Este trabalho tem como objetivo avaliar a influência do tabagismo sobre o sistema vascular materno-fetal, por meio da dopplervelocimetria das artérias uterinas, umbilical e cerebral média de gestantes normais, com a finalidade de estabelecer quantitativamente tais alterações, para servir como prognóstico para o feto da gestante fumante.

Pacientes e Métodos

Foram estudadas de forma prospectiva 42 gestantes normais atendidas no Ambulatório de Pré-natal do Departamento de Ginecologia e Obstetrícia, da Faculdade de Ciências Médicas, da Universidade Federal de Mato Grosso, cujo funcionamento ocorre no Hospital Universitário Júlio Müller (HUJM), em Cuiabá/MT, no período de dezembro de 1997 a janeiro de 1999.

Das 42 pacientes que iniciaram a pesquisa duas não tiveram seus dados computados devido a complicações obstétricas. Uma gestante era fumante e apresentou um descolamento prematuro de placenta, com 28 semanas, evoluindo para óbito fetal, e seus níveis pressóricos eram normais.

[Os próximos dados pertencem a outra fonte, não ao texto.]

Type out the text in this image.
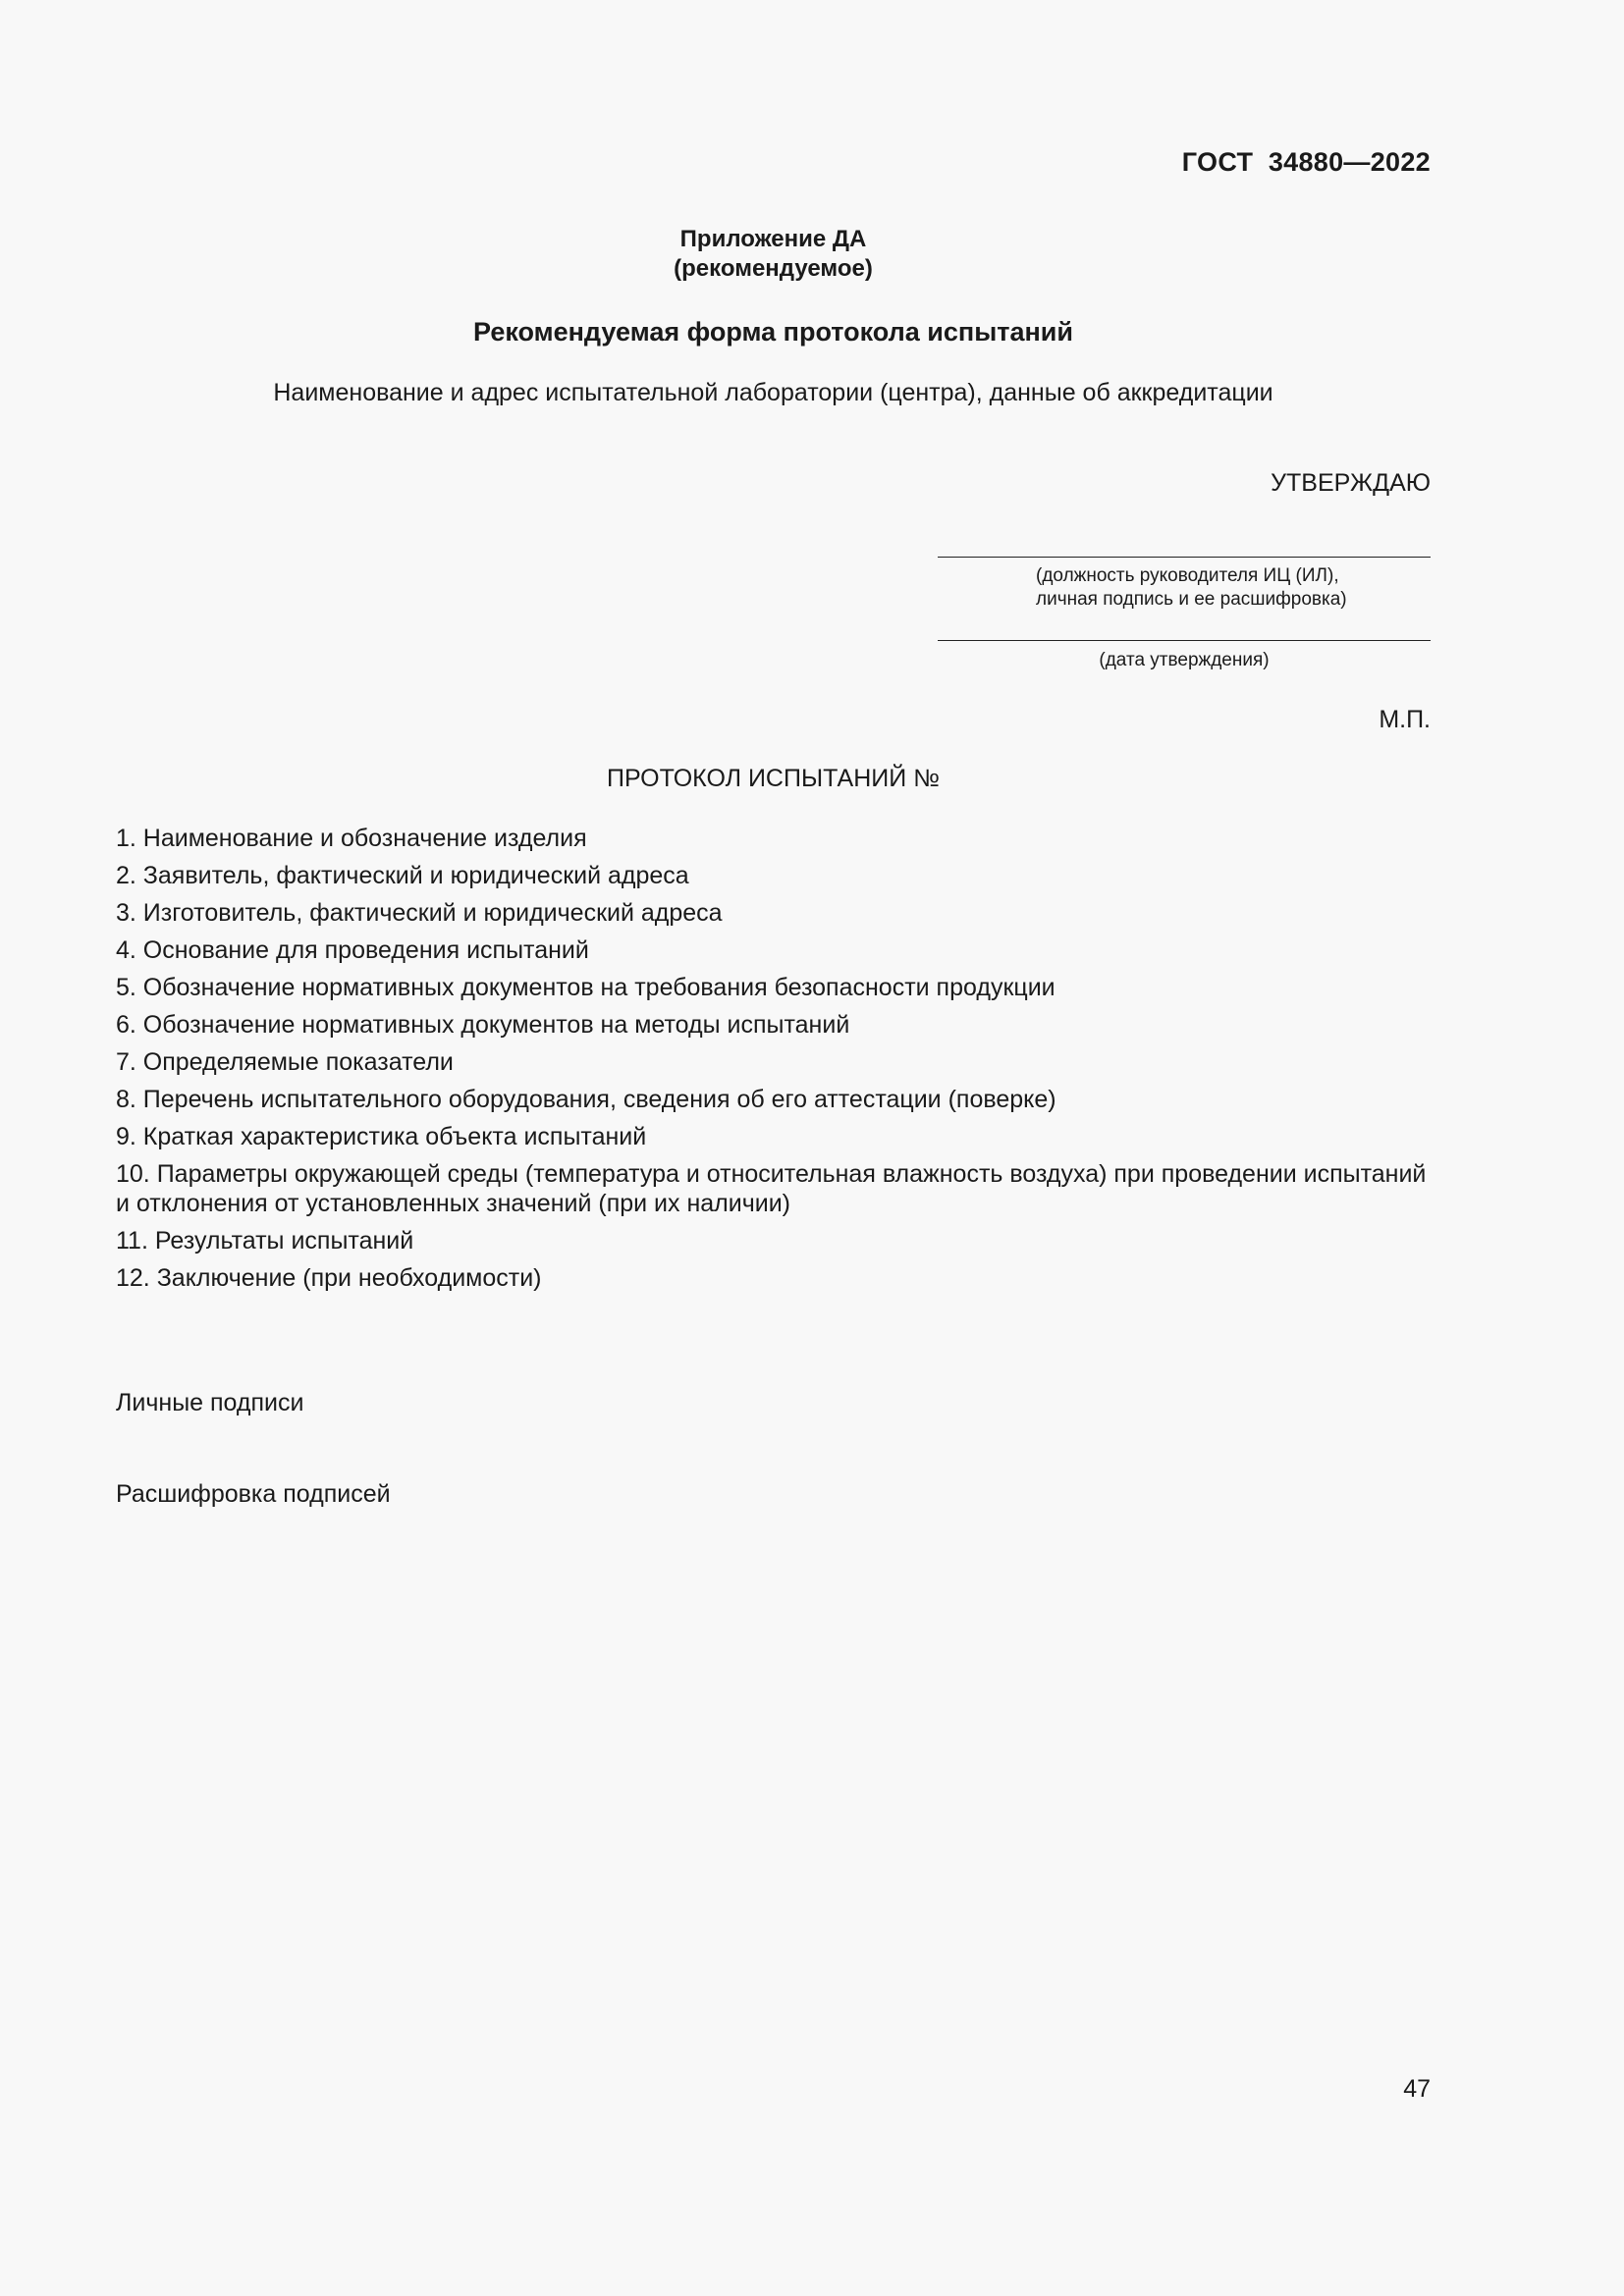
ГОСТ  34880—2022
Приложение ДА
(рекомендуемое)
Рекомендуемая форма протокола испытаний
Наименование и адрес испытательной лаборатории (центра), данные об аккредитации
УТВЕРЖДАЮ
(должность руководителя ИЦ (ИЛ),
личная подпись и ее расшифровка)
(дата утверждения)
М.П.
ПРОТОКОЛ ИСПЫТАНИЙ №
1. Наименование и обозначение изделия
2. Заявитель, фактический и юридический адреса
3. Изготовитель, фактический и юридический адреса
4. Основание для проведения испытаний
5. Обозначение нормативных документов на требования безопасности продукции
6. Обозначение нормативных документов на методы испытаний
7. Определяемые показатели
8. Перечень испытательного оборудования, сведения об его аттестации (поверке)
9. Краткая характеристика объекта испытаний
10. Параметры окружающей среды (температура и относительная влажность воздуха) при проведении испытаний и отклонения от установленных значений (при их наличии)
11. Результаты испытаний
12. Заключение (при необходимости)
Личные подписи
Расшифровка подписей
47
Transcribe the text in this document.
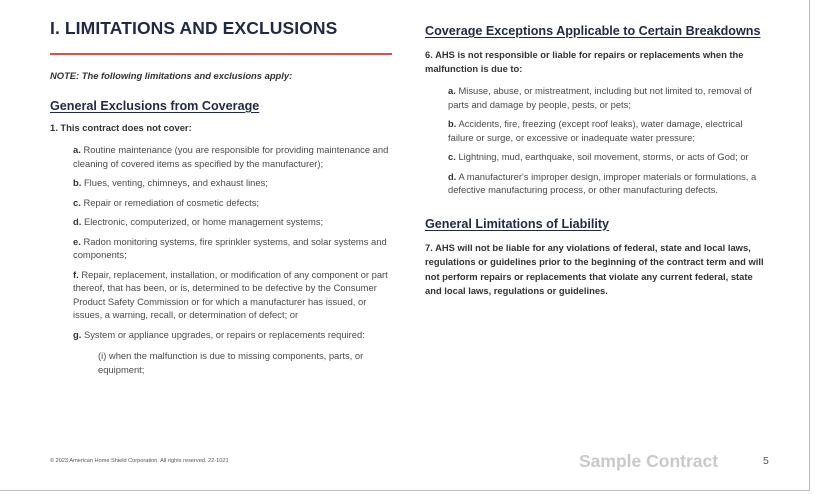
I. LIMITATIONS AND EXCLUSIONS
NOTE: The following limitations and exclusions apply:
General Exclusions from Coverage
1. This contract does not cover:
a. Routine maintenance (you are responsible for providing maintenance and cleaning of covered items as specified by the manufacturer);
b. Flues, venting, chimneys, and exhaust lines;
c. Repair or remediation of cosmetic defects;
d. Electronic, computerized, or home management systems;
e. Radon monitoring systems, fire sprinkler systems, and solar systems and components;
f. Repair, replacement, installation, or modification of any component or part thereof, that has been, or is, determined to be defective by the Consumer Product Safety Commission or for which a manufacturer has issued, or issues, a warning, recall, or determination of defect; or
g. System or appliance upgrades, or repairs or replacements required:
(i) when the malfunction is due to missing components, parts, or equipment;
Coverage Exceptions Applicable to Certain Breakdowns
6. AHS is not responsible or liable for repairs or replacements when the malfunction is due to:
a. Misuse, abuse, or mistreatment, including but not limited to, removal of parts and damage by people, pests, or pets;
b. Accidents, fire, freezing (except roof leaks), water damage, electrical failure or surge, or excessive or inadequate water pressure;
c. Lightning, mud, earthquake, soil movement, storms, or acts of God; or
d. A manufacturer's improper design, improper materials or formulations, a defective manufacturing process, or other manufacturing defects.
General Limitations of Liability
7. AHS will not be liable for any violations of federal, state and local laws, regulations or guidelines prior to the beginning of the contract term and will not perform repairs or replacements that violate any current federal, state and local laws, regulations or guidelines.
© 2023 American Home Shield Corporation. All rights reserved. 22-1021	Sample Contract	5
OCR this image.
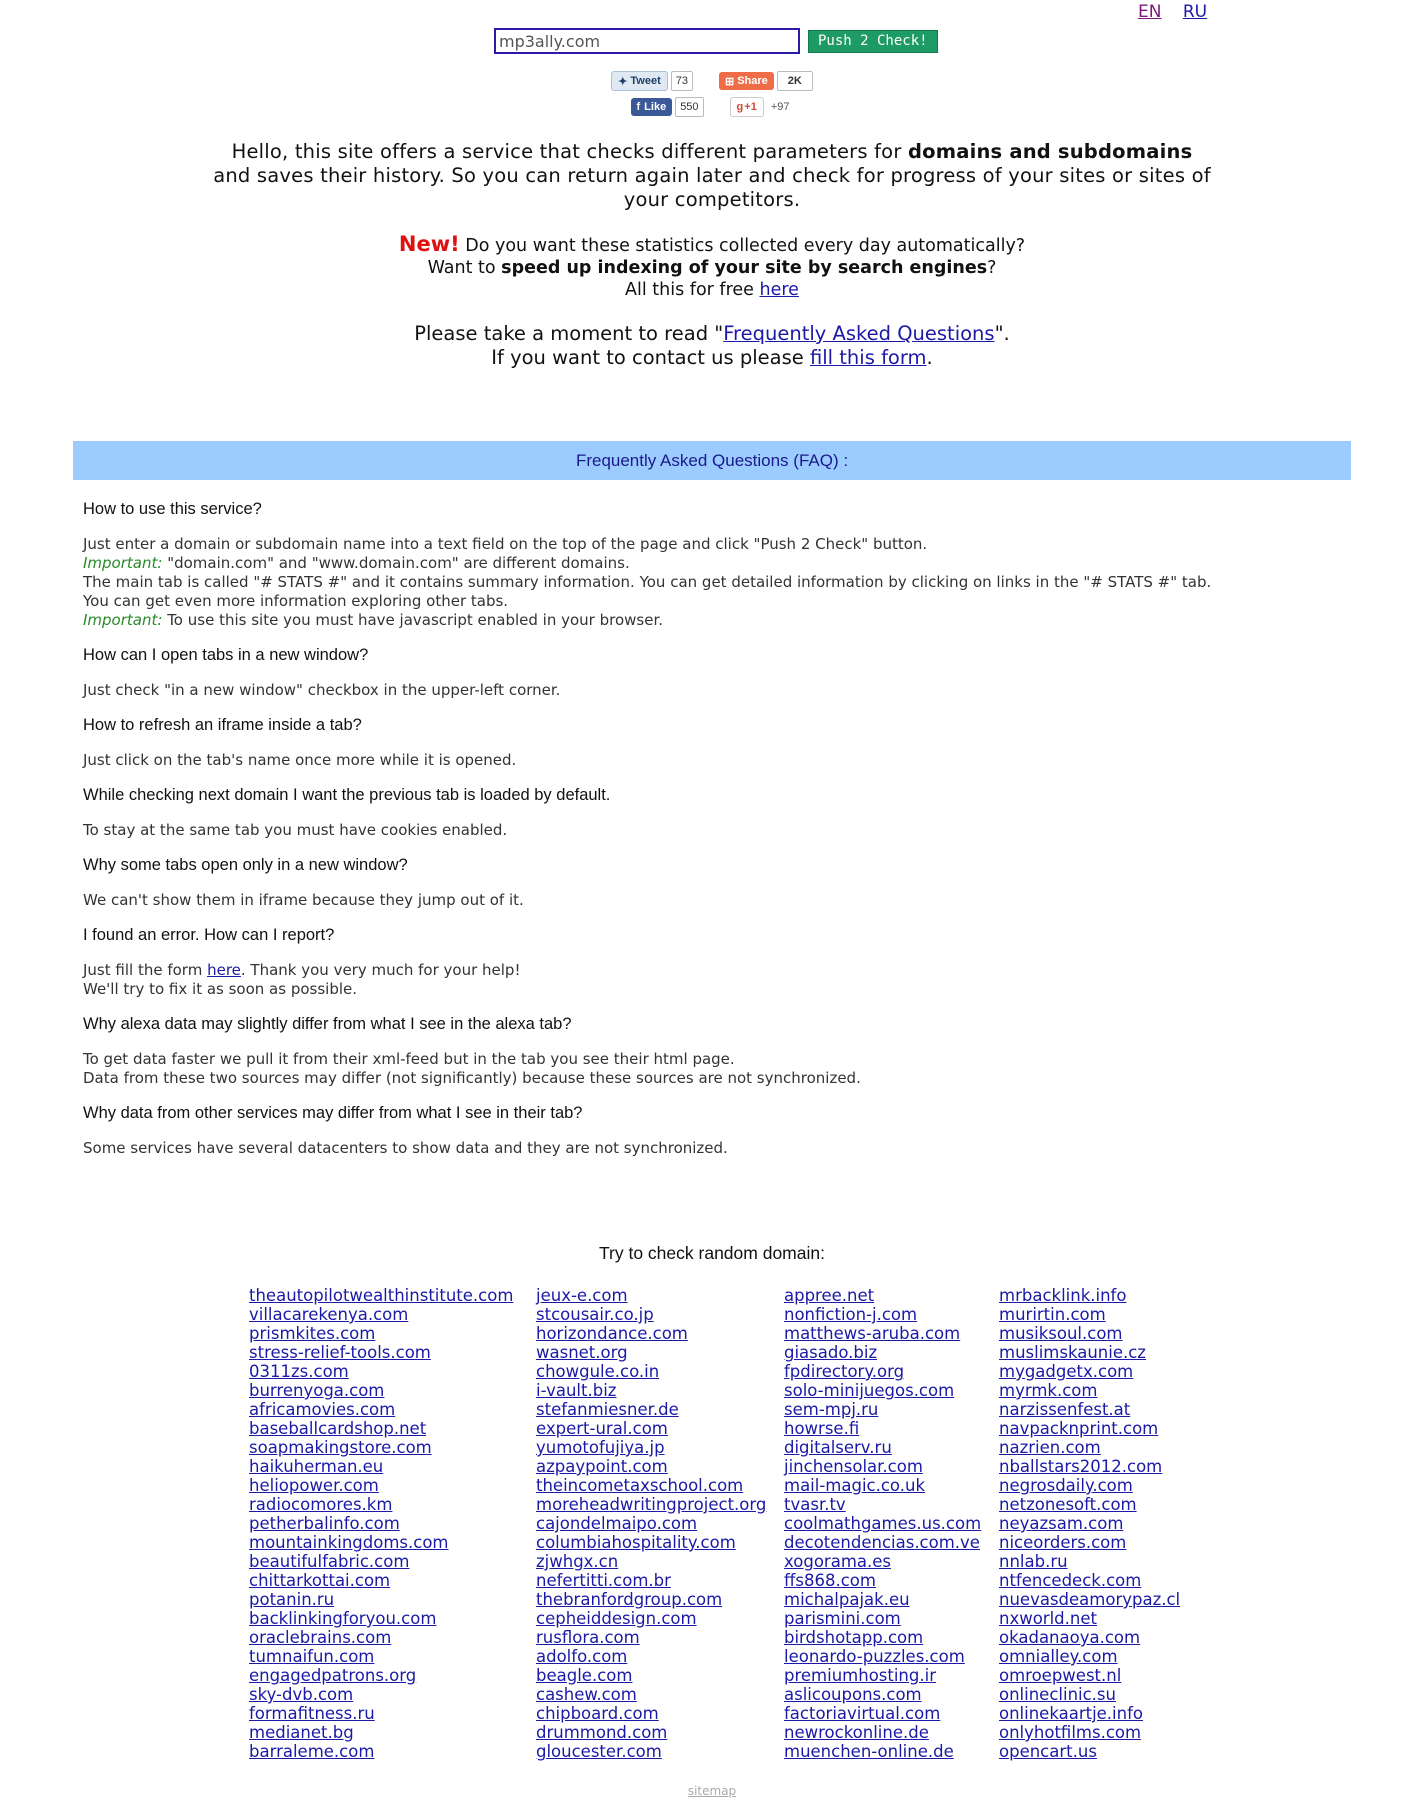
EN RU
mp3ally.com
Push 2 Check!
✦ Tweet	73	⊞ Share	2K
f Like	550	g +1	+97
Hello, this site offers a service that checks different parameters for domains and subdomains and saves their history. So you can return again later and check for progress of your sites or sites of your competitors.
New! Do you want these statistics collected every day automatically?
Want to speed up indexing of your site by search engines?
All this for free here
Please take a moment to read "Frequently Asked Questions".
If you want to contact us please fill this form.
Frequently Asked Questions (FAQ) :
How to use this service?
Just enter a domain or subdomain name into a text field on the top of the page and click "Push 2 Check" button.
Important: "domain.com" and "www.domain.com" are different domains.
The main tab is called "# STATS #" and it contains summary information. You can get detailed information by clicking on links in the "# STATS #" tab.
You can get even more information exploring other tabs.
Important: To use this site you must have javascript enabled in your browser.
How can I open tabs in a new window?
Just check "in a new window" checkbox in the upper-left corner.
How to refresh an iframe inside a tab?
Just click on the tab's name once more while it is opened.
While checking next domain I want the previous tab is loaded by default.
To stay at the same tab you must have cookies enabled.
Why some tabs open only in a new window?
We can't show them in iframe because they jump out of it.
I found an error. How can I report?
Just fill the form here. Thank you very much for your help!
We'll try to fix it as soon as possible.
Why alexa data may slightly differ from what I see in the alexa tab?
To get data faster we pull it from their xml-feed but in the tab you see their html page.
Data from these two sources may differ (not significantly) because these sources are not synchronized.
Why data from other services may differ from what I see in their tab?
Some services have several datacenters to show data and they are not synchronized.
Try to check random domain:
theautopilotwealthinstitute.com
villacarekenya.com
prismkites.com
stress-relief-tools.com
0311zs.com
burrenyoga.com
africamovies.com
baseballcardshop.net
soapmakingstore.com
haikuherman.eu
heliopower.com
radiocomores.km
petherbalinfo.com
mountainkingdoms.com
beautifulfabric.com
chittarkottai.com
potanin.ru
backlinkingforyou.com
oraclebrains.com
tumnaifun.com
engagedpatrons.org
sky-dvb.com
formafitness.ru
medianet.bg
barraleme.com
jeux-e.com
stcousair.co.jp
horizondance.com
wasnet.org
chowgule.co.in
i-vault.biz
stefanmiesner.de
expert-ural.com
yumotofujiya.jp
azpaypoint.com
theincometaxschool.com
moreheadwritingproject.org
cajondelmaipo.com
columbiahospitality.com
zjwhgx.cn
nefertitti.com.br
thebranfordgroup.com
cepheiddesign.com
rusflora.com
adolfo.com
beagle.com
cashew.com
chipboard.com
drummond.com
gloucester.com
appree.net
nonfiction-j.com
matthews-aruba.com
giasado.biz
fpdirectory.org
solo-minijuegos.com
sem-mpj.ru
howrse.fi
digitalserv.ru
jinchensolar.com
mail-magic.co.uk
tvasr.tv
coolmathgames.us.com
decotendencias.com.ve
xogorama.es
ffs868.com
michalpajak.eu
parismini.com
birdshotapp.com
leonardo-puzzles.com
premiumhosting.ir
aslicoupons.com
factoriavirtual.com
newrockonline.de
muenchen-online.de
mrbacklink.info
murirtin.com
musiksoul.com
muslimskaunie.cz
mygadgetx.com
myrmk.com
narzissenfest.at
navpacknprint.com
nazrien.com
nballstars2012.com
negrosdaily.com
netzonesoft.com
neyazsam.com
niceorders.com
nnlab.ru
ntfencedeck.com
nuevasdeamorypaz.cl
nxworld.net
okadanaoya.com
omnialley.com
omroepwest.nl
onlineclinic.su
onlinekaartje.info
onlyhotfilms.com
opencart.us
sitemap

Outra paciente, não-fumante, apresentou quadro de pré-eclâmpsia grave no 3o trimestre de gestação.

Não houve diferença estatisticamente significante entre as médias de idade, número de gestações anteriores, paridade e número de abortos entre os dois grupos de gestantes (respectivamente, p = 0,433; p = 0,909; p = 0,713 e p = 0,793), mostrando que os dois grupos são comparáveis em relação a estas variáveis (Tabela 1).

As gestantes foram agrupadas conforme o hábito tabagístico, ficando 20 gestantes no grupo chamado de fumantes e 22 no grupo de não-fumantes. Os critérios de inclusão foram: terem iniciado o pré-natal antes da 20ª semana de gestação e serem voluntárias para participarem da pesquisa.

A quantificação do hábito tabagístico foi a seguinte: 3 pacientes referiram fumar regularmente de 1 a 5 cigarros por dia, 7 fumavam de 6 a 10 cigarros e 9 referiram fumar de 11 a 20 cigarros por dia. Devido ao pequeno tamanho amostral a categorização do grupo de fumantes, pelo consumo diário de cigarros, não foi considerada para análise.

Foram considerados critérios de exclusão: a) ser portadora de alguma doença previamente conhecida; b) estar em uso regular de medicação, com exceção de vitaminas; c) ter apresentado quadro clínico e/ou sorologia compatível com rubéola, toxoplasmose, sífilis e citomegalovírus nesta gravidez; d) desenvolver durante o pré-natal síndrome hipertensiva ou diabetes gestacional; e) ser portadora de feto malformado ou com cromossomopatia; f) apresentar gestação múltipla.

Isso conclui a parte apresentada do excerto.